In Oracle, a catalog is roughly equivalent to a service; though an Oracle process can manage multiple services. Joins cannot be performed across service boundaries in Oracle. In Oracle, a schema MUST be the name of a user.

3   MySQL

A MySQL instance is a single catalog in SQL-92 terms. You can’t join across MySQL instances.

Note: MySQL also calls schemas databases.

4   SQLite

Note: SQLite’s semantics are not considered in this tech note, this section is included for completeness.

A SQLite file is roughly equivalent to a schema. A SQLite process can dynamically attach multiple files to the process under different names, though this feature is rarely used. In this sense, a SQLite process is roughly equivalent to a single catalog.

4.1   Namespacing

Using MySQL as the lowest common denominator, our system will allow users to refer to catalogs for queries. This means that we must have identifiers that correspond to the following database objects in the following systems:

  • For Oracle, we refer to the Oracle service as a catalog.
  • Connection information must include the host, port, and service name in the database URI.
  • For MySQL, we refer to the MySQL instance as a catalog.
  • Connection information must include host and port of a MySQL in the database URI.
  • For Postgres, we refer to the catalog of a specific cluster as a catalog.
  • Connection information must include the host and port in the database URI.

4.2   Joins

Joins are NEVER guaranteed across catalog boundaries. Joins are ALWAYS guaranteed across schema boundaries, provided a user is is authorized to SELECT on all schemas.

4.3   Catalogs Naming

As we use our TAP interface to implement a cluster of catalogs, catalogs MUST be explicitly registered in our TAP service for resolution when executing queries. Some amount of coordination will be necessary to prevent name clashes.

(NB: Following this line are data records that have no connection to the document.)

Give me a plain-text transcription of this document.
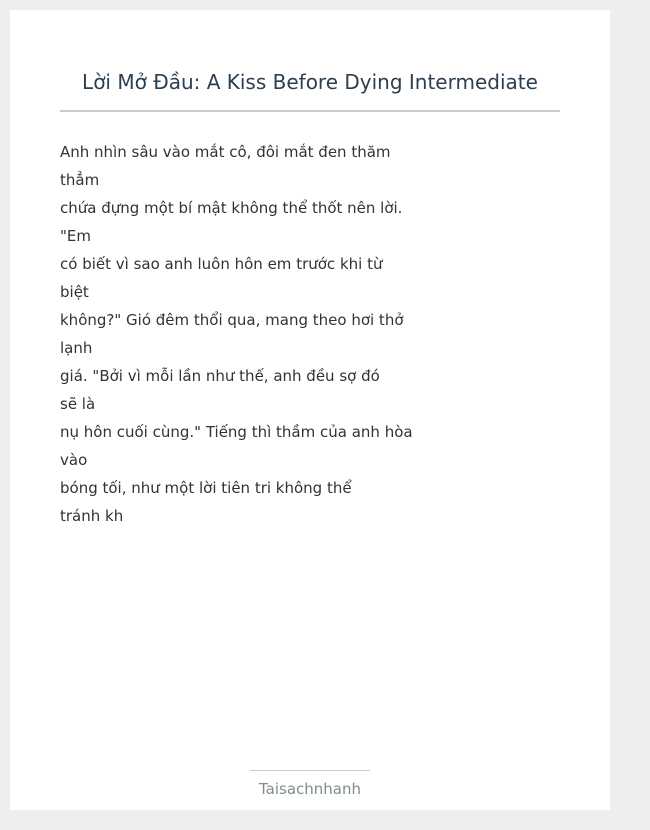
Lời Mở Đầu: A Kiss Before Dying Intermediate
Anh nhìn sâu vào mắt cô, đôi mắt đen thăm
thẳm
chứa đựng một bí mật không thể thốt nên lời.
"Em
có biết vì sao anh luôn hôn em trước khi từ
biệt
không?" Gió đêm thổi qua, mang theo hơi thở
lạnh
giá. "Bởi vì mỗi lần như thế, anh đều sợ đó
sẽ là
nụ hôn cuối cùng." Tiếng thì thầm của anh hòa
vào
bóng tối, như một lời tiên tri không thể
tránh kh
Taisachnhanh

5   Proposed catalog names

lsst will always refer to the production instance (service) of the consolidated LSST database.
  • Should a development Oracle service be deployed to the consolidate database, that lsst_dev would refer to that service.

mysql_dev will refer to the current MySQL instance.

qserv is reserved for the production instance of qserv.

qserv_pdac will refer to the Qserv instance in the PDAC.

alerts is reserved for the production instance of the alerts database.